Mi bulevar. Sus anchas avenidas
Desde antes de salir del portal de casa, ya empiezo a disfrutar del olor de la tarde; la escalera se siente diferente; el estuco y la madera del pasamanos conforman un estímulo inconfundible, muy diferente al de otros momentos del año. En la calle domina un aroma que yo identifico con el de la ropa nueva y el de los champús y los geles reservados para el momento en el que es la semana la que se empieza a hacer vieja. No se distingue si es jueves o es viernes; tampoco importa demasiado porque, tras el almuerzo de mañana, muchos podremos disfrutar igualmente de toda la tarde para recuperarnos. Huele, en definitiva, a ilusión.
Podrían ser las seis o podrían ser las ocho, porque aún no nos hemos acostumbrado al cambio horario; ni yo ni ninguno de los jóvenes que, con mayor o menor vehemencia, se interpelan bajo las acacias; tampoco podría saber la edad de la mayoría de la gente que anda por la calle. Flota en el aire un tácito clima de complicidad en la despreocupación, de alianza en el hedonismo; un hedonismo inocente y, en muchos de los casos iniciático; en otros, renovado, como en el caso de la pareja de mediana edad que pasea, intercalando serenas impresiones con silencios tan prolongados como confortables, alojados bajo el incomparable techo que proporciona la falta de necesidad de rellenar el espacio con ruido.
Tampoco se puede reprochar a los músicos callejeros querencia alguna por el horror vacui; sólo hacen su trabajo. Y es que todo encaja hoy con fluidez; la temperatura, la humedad, el movimiento justo del aire; sonidos, olores, densidad de población.
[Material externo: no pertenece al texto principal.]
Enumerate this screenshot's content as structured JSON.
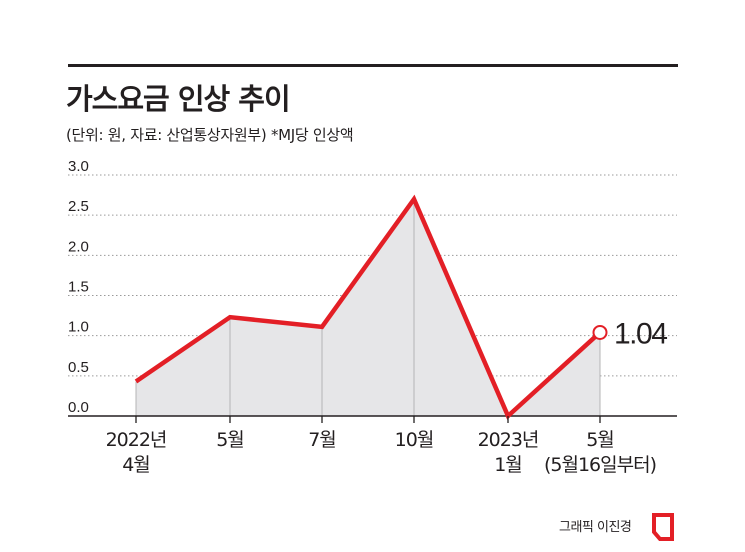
{
  "title": "가스요금 인상 추이",
  "subtitle": "(단위: 원, 자료: 산업통상자원부)  *MJ당 인상액",
  "credit": "그래픽 이진경",
  "colors": {
    "line": "#e31f26",
    "area": "#e6e6e8",
    "text": "#231f20",
    "grid": "#9a9a9a"
  },
  "chart_data": {
    "type": "line",
    "title": "가스요금 인상 추이",
    "ylim": [
      0,
      3.0
    ],
    "yticks": [
      "0.0",
      "0.5",
      "1.0",
      "1.5",
      "2.0",
      "2.5",
      "3.0"
    ],
    "grid": true,
    "categories": [
      [
        "2022년",
        "4월"
      ],
      [
        "5월"
      ],
      [
        "7월"
      ],
      [
        "10월"
      ],
      [
        "2023년",
        "1월"
      ],
      [
        "5월",
        "(5월16일부터)"
      ]
    ],
    "series": [
      {
        "values": [
          0.43,
          1.23,
          1.11,
          2.7,
          0,
          1.04
        ]
      }
    ],
    "annotations": [
      {
        "index": 5,
        "text": "1.04"
      }
    ]
  }
}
Me asomo al bulevar tratando de no pensar que pronto se hará de noche, y entonces la ciudad ya no será acogedora, sino un ente insondable y frío, un decorado de cartón piedra que habrá dejado de pertenecerme en lo más mínimo y que sólo identificaré con el lugar donde no la puedo encontrar; el lugar donde ni siquiera sé si permanece pero que, sin embargo, no puede despojarse de su presencia; el lugar que parece haberse mimetizado con ella en cada anuncio, en cada taxi, en cada plaza; todo ello en una continuidad que no permite distinguir la vigilia del sueño; la ciudad continúa con su legendaria vitalidad cuando me vence el cansancio tras posar la cabeza sobre la almohada, cuando continúo mi búsqueda.
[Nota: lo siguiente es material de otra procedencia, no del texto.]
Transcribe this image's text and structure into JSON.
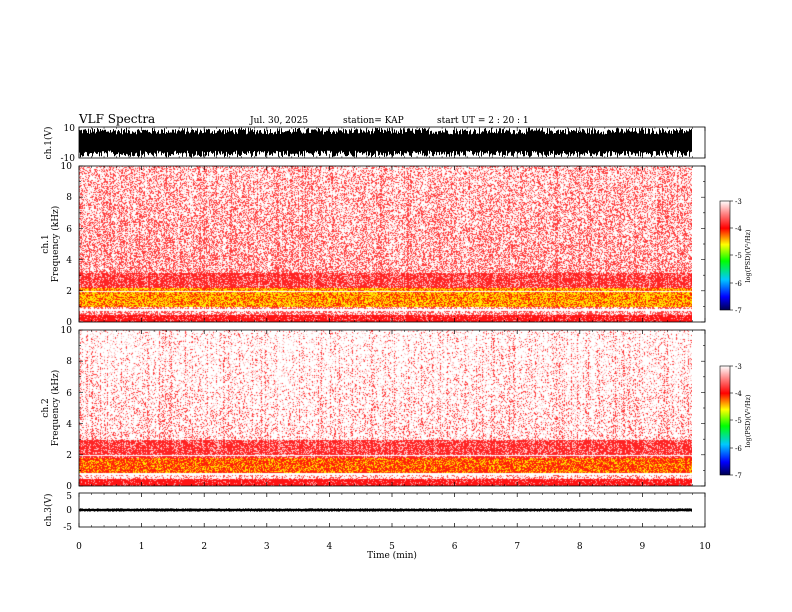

Llevo semanas reprimiendo mis ganas de preguntarle si se esconde de mí o si, tan solo, no me quiere lo suficiente como para renunciar a seguir viviendo su vida. Es inútil tratar de despejar una incógnita que se resolverá con el tiempo; también son inútiles los intentos que hago por intentar descifrarla o por pensar en otra cosa.
Me consuelo a medias pensando que no soy el único que está solo. Porque ella está sola, camuflada su soledad entre las luces, las vanidades y las efímeras ambiciones de la gran ciudad, mientras huye hacia adelante, con el resguardo amarillo de una nueva solicitud de prórroga en un bolsillo interior, en un intento vano, pero eficaz, por despistar sus sentimientos. Lo malo es que aún no he conseguido volverme cínico y mañana se repetirá todo.